We enter this startling, unfamiliar world with Sergey arriving at a Kiev boarding school for the deaf and being shown to his dorm by King, the school’s alpha male. From the outset it's obvious that The Tribe is not your standard teen high school drama. After a series of initiations, Sergey ascends the ranks of King's tribe, graduating from petty crimes to acting as pimp for his classmates Anya and Svetka.

Encore Screenings Due to Popular Demand

  • While their criminal activities are aided by petty officials and an unscrupulous teacher, there's no suggestion that these bolshie teens are working for anyone but themselves. However, the equilibrium of this delicate ecosystem is thrown when Anya falls pregnant and is forced to act, leading to one of the most confronting sections in the film. In a world full of clear-eyed brutality, Sergey's love for Anya crosses a line.
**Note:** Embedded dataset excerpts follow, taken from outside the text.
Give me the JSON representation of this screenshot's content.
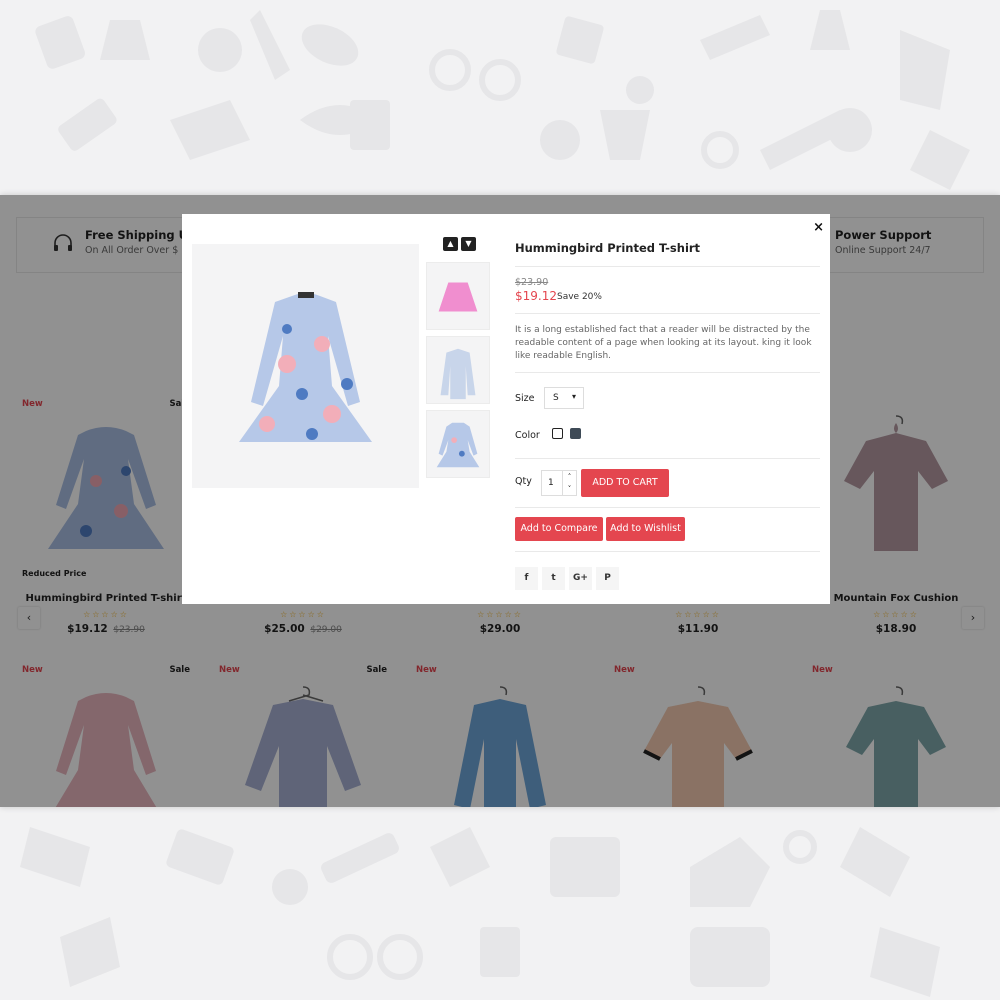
{
  "services": [
    {
      "title": "Free Shipping US",
      "sub": "On All Order Over $",
      "icon": "headset-icon"
    },
    {
      "title": "Power Support",
      "sub": "Online Support 24/7",
      "icon": "support-icon"
    }
  ],
  "products_row1": [
    {
      "badge_new": "New",
      "badge_sale": "Sale",
      "reduced": "Reduced Price",
      "name": "Hummingbird Printed T-shirt",
      "stars": "☆☆☆☆☆",
      "price": "$19.12",
      "old_price": "$23.90"
    },
    {
      "badge_new": "",
      "badge_sale": "",
      "name": "",
      "stars": "☆☆☆☆☆",
      "price": "$25.00",
      "old_price": "$29.00"
    },
    {
      "badge_new": "",
      "badge_sale": "",
      "name": "",
      "stars": "☆☆☆☆☆",
      "price": "$29.00",
      "old_price": ""
    },
    {
      "badge_new": "",
      "badge_sale": "",
      "name": "",
      "stars": "☆☆☆☆☆",
      "price": "$11.90",
      "old_price": ""
    },
    {
      "badge_new": "",
      "badge_sale": "",
      "name": "Mountain Fox Cushion",
      "stars": "☆☆☆☆☆",
      "price": "$18.90",
      "old_price": ""
    }
  ],
  "products_row2": [
    {
      "badge_new": "New",
      "badge_sale": "Sale"
    },
    {
      "badge_new": "New",
      "badge_sale": "Sale"
    },
    {
      "badge_new": "New",
      "badge_sale": ""
    },
    {
      "badge_new": "New",
      "badge_sale": ""
    },
    {
      "badge_new": "New",
      "badge_sale": ""
    }
  ],
  "carousel": {
    "prev": "‹",
    "next": "›"
  },
  "modal": {
    "close": "×",
    "thumb_up": "▲",
    "thumb_down": "▼",
    "title": "Hummingbird Printed T-shirt",
    "old_price": "$23.90",
    "price": "$19.12",
    "save": "Save 20%",
    "description": "It is a long established fact that a reader will be distracted by the readable content of a page when looking at its layout. king it look like readable English.",
    "size_label": "Size",
    "size_value": "S",
    "color_label": "Color",
    "colors": [
      "#ffffff",
      "#3e4a56"
    ],
    "qty_label": "Qty",
    "qty_value": "1",
    "add_to_cart": "ADD TO CART",
    "add_to_compare": "Add to Compare",
    "add_to_wishlist": "Add to Wishlist",
    "social": [
      "f",
      "t",
      "G+",
      "P"
    ],
    "accent": "#e4464f"
  }
}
It's not long before the pack is hunting for this wolf that has strayed too far.

    Slaboshpytskiy and his cinematographer, newcomer Valentin Vasyanovych, have created a film of intense formal beauty. Where each movement literally means so much, they choreograph the action in stunning tableaux and fluid steady-cam sequences that mirror contemporary dance, ballet or physical theatre.

    It’s difficult to view The Tribe in isolation of the current geopolitical state in Ukraine. Likewise it openly challenges conventional representations of disabilities on screen. These teens may be poor and seemingly powerless but this anarchic gang – who could be pulled straight from a Larry Clarke film – is hardly waiting to be saved by the 'hearing' community.  

    Stark and original, The Tribe is a film that truly writes in a new cinematic language.